A Missa foi rezada em latim. Na hora da Comunhão, o próprio Papa ministrou-a a um grupo de fiéis ajoelhados num genuflexório situado em frente do altar. Graças de arrependimento e conversão pairavam no ambiente. A meu lado, um senhor português pediu a um sacerdote brasileiro que ali se encontrava para se confessar, e assim poder receber a santa comunhão.
A cerimônia se encerrou ao meio-dia com a oração do Regina Cæli.

O Papa ainda saudou os peregrinos de vários países ali representados. Aos portugueses, disse:
Dirijo a minha saudação grata e deferente à delegação oficial de Portugal e aos bispos vindos para a canonização de Frei Nuno de Santa Maria, com todos os seus compatriotas que guardam no coração o testemunho do ‘Santo Condestável’: deste modo lhe chamavam já os do seu tempo.

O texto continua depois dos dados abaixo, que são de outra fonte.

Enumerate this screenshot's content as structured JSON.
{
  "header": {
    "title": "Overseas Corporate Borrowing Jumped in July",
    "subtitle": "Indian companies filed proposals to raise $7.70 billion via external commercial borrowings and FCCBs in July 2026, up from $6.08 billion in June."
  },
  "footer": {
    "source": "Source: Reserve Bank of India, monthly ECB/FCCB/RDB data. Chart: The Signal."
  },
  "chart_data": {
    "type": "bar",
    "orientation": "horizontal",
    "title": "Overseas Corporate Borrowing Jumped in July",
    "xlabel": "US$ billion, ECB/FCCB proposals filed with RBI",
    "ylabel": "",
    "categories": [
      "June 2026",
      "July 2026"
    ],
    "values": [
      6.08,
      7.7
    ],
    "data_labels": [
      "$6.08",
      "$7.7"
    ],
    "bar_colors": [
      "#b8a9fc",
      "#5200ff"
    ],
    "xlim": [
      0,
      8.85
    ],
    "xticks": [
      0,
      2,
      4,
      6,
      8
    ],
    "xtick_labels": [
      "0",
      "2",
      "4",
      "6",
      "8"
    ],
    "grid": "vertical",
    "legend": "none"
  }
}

“Em particular saúdo os carmelitas, a quem um dia se prendeu o olhar e o coração deste militar crente, vendo neles o hábito da Santíssima Virgem, e no qual depois ele próprio se amortalhou. Ao desejar a abundância dos dons do Céu para todos os peregrinos e devotos de São Nuno, deixo-lhes este apelo: ‘Considerai o êxito da sua carreira e imitai a sua fé’ (Heb. 13, 7)”.

Fonte: Catolicismo

Um comentário:

maralmartins disse...

Sinto uma grande alegria com a canonização deste valoroso portugues, soldado da fé e da pátria.Defendeu-a valorosamente com ajuda de Deus e da Virgem Maria de quem era ardoroso devoto.Depois doua seus bens aos pobres vivendo como um deles, sendo ele "mais rico que o rei" como então se dizia.Faz-se humilde carmelita, mas guardando a armadura de guerreiro debaixo do hábito religioso porque se dizia pronto para de novo defender a Pátria em nome de Deus.São Nuno, Santo Condestável, proteje e continua defendendo tua Nação.